We evaluated storage capacity, transfer speed, reliability history, and value across these four picks from the two most trusted external storage brands.
What to Look For
- HDD vs SSD: External HDDs cost 5–10x less per terabyte than SSDs but are slower and more vulnerable to physical shock. SSDs are better for active use (editing, running apps). HDDs are better for backup and archiving — especially if the drive sits on a desk.
- Bus-powered vs. AC-powered: Portable drives under 2TB usually power from USB — no adapter needed. Desktop drives above 4TB typically need an AC adapter but offer lower cost per terabyte.
- Transfer speed: USB 3.0 HDD drives transfer at 100–130 MB/s in practice — fast enough for backup tasks. If you need faster transfer, look at USB-C SSD options.

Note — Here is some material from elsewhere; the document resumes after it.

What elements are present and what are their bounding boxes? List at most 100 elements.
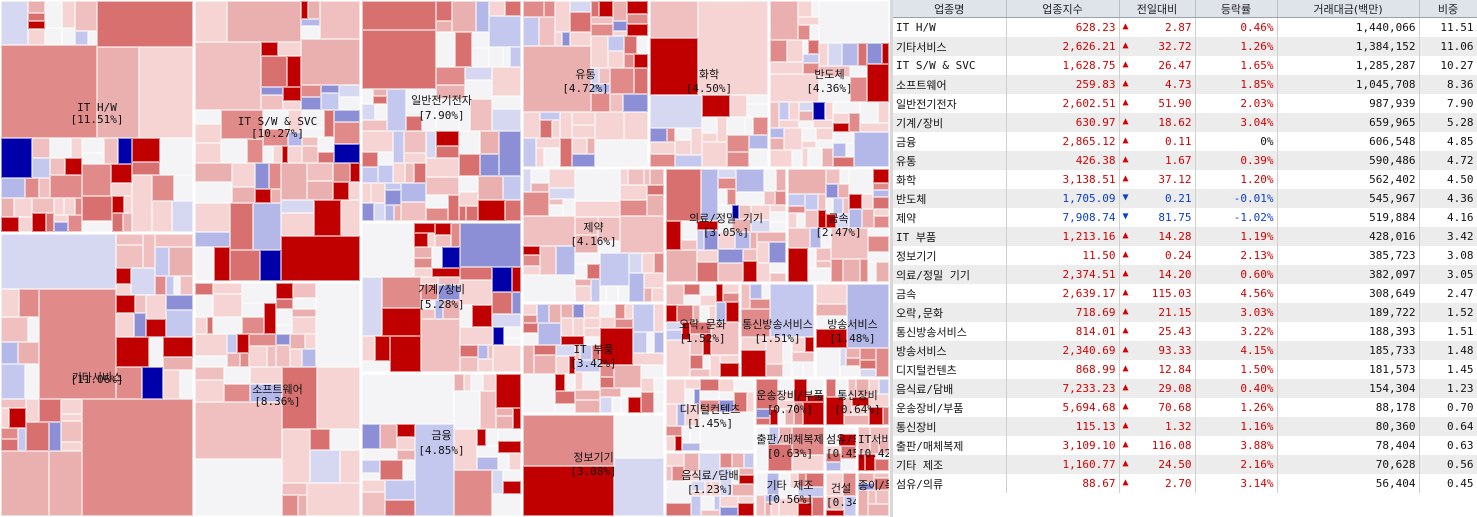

- Encryption: Password-protected encryption (256-bit AES) keeps your data safe if the drive is lost or stolen. WD My Passport includes hardware encryption via WD Backup software.

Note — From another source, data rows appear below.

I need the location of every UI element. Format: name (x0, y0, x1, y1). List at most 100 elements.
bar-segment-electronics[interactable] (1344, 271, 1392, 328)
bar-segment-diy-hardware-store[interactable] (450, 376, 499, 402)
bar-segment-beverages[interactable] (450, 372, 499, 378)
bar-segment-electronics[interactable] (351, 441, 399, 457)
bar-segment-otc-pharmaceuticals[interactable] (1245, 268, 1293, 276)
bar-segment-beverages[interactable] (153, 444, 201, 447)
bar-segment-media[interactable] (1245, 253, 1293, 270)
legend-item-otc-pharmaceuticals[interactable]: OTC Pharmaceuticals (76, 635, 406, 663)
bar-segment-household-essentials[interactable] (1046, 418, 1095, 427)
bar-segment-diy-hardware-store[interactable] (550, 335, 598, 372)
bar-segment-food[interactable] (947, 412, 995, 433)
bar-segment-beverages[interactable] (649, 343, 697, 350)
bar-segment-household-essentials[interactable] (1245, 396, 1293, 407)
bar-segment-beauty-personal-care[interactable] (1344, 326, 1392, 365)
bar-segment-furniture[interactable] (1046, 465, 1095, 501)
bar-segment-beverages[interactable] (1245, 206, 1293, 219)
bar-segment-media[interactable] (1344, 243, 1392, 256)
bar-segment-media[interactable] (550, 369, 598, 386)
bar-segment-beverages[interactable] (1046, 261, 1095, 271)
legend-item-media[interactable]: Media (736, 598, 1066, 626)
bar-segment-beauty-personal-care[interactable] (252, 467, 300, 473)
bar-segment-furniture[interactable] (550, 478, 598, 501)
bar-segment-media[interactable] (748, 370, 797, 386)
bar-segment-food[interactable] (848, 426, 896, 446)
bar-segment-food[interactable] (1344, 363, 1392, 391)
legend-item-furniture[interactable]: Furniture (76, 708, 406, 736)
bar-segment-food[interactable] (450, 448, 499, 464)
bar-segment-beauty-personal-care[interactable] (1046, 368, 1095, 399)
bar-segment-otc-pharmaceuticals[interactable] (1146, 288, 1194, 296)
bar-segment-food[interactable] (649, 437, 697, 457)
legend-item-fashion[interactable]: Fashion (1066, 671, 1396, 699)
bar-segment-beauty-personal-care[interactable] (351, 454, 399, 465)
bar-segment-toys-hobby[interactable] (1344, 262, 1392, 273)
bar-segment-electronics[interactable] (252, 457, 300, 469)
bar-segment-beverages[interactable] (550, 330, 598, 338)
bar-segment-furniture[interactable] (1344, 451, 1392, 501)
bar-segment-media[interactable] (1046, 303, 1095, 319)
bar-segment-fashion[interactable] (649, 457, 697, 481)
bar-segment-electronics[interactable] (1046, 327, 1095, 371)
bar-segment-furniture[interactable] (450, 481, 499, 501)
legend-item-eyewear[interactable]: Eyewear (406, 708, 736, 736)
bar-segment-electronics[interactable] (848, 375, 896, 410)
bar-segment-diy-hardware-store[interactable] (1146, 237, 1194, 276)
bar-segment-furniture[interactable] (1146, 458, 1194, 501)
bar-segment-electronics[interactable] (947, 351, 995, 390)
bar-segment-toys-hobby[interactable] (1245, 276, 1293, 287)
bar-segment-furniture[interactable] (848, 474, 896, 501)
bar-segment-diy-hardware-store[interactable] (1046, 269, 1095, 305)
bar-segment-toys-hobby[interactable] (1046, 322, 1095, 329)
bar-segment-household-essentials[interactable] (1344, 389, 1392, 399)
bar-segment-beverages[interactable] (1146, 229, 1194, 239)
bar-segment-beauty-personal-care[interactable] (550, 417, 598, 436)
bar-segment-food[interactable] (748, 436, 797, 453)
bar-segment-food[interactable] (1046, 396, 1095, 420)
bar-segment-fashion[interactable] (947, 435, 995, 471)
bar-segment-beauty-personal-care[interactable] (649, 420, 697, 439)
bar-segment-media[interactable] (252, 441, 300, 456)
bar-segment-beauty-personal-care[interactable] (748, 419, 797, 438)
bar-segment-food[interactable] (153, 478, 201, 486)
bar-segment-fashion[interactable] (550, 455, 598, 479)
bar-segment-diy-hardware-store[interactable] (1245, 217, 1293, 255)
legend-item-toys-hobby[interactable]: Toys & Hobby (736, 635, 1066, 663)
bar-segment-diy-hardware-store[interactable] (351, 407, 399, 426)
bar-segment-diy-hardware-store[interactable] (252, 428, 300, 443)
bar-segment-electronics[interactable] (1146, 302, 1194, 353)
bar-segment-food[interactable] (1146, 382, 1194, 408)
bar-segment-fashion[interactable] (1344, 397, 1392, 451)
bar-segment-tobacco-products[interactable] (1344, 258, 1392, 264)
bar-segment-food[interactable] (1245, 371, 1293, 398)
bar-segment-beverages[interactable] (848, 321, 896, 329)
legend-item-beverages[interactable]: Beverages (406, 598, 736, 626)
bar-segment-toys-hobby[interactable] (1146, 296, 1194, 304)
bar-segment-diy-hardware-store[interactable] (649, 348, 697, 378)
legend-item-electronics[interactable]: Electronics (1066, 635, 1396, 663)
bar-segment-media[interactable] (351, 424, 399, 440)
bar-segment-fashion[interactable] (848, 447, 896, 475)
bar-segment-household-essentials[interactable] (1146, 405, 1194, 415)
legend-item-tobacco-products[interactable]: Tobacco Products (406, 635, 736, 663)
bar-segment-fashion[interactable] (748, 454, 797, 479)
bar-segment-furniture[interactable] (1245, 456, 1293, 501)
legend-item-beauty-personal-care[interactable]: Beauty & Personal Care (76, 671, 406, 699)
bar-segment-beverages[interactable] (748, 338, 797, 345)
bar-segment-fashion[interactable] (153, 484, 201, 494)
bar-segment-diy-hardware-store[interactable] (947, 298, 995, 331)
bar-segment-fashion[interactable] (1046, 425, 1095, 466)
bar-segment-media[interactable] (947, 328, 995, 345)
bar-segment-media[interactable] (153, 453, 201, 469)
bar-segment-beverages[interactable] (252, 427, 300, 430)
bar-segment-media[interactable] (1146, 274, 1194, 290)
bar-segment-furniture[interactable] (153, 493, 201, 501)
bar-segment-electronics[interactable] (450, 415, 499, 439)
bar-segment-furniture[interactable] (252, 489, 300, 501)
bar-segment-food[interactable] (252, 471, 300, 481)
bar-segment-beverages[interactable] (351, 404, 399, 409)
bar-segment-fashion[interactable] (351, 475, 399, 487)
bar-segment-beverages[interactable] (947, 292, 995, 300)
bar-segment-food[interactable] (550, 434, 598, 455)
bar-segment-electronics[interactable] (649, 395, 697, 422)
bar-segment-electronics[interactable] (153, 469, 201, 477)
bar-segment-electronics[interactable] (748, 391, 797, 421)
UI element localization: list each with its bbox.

- Reliability: Seagate and WD dominate the consumer external HDD market with decades of reliability data. Avoid generic brands for important data.
Our Top Picks
Seagate Expansion 4TB Portable Drive
Plug-and-play USB 3.0 portable drive with no software required. 4TB in a slim 3.5-inch form factor that works with Windows and Mac without formatting. Best all-around value for backup and extra storage without complexity.
WD My Passport 5TB Portable Drive
5TB of portable storage with 256-bit AES hardware encryption, USB-C connection, and WD Backup software included. Available in multiple colors. Drop-shock protection and a 3-year warranty make it the best carry-anywhere backup drive.
Seagate Backup Plus Slim 2TB
Ultra-thin 2TB portable drive that fits in a shirt pocket. USB 3.0, Mac and PC compatible, includes 2 months of Adobe Creative Cloud Photography. Best entry-level portable backup drive for lightweight travel use.
WD Elements Portable 2TB
No-frills 2TB USB 3.0 drive that works with Windows out of the box (reformatting needed for Mac). WD's proven reliability at the lowest price per terabyte in the portable category. Best option when you just need storage without extras.
Bottom line: Seagate Expansion 4TB is the best external hard drive for most people — maximum storage per dollar with zero setup. WD My Passport 5TB is worth the extra $20 if you travel with sensitive data and need hardware encryption. Budget storage: WD Elements 2TB at $55.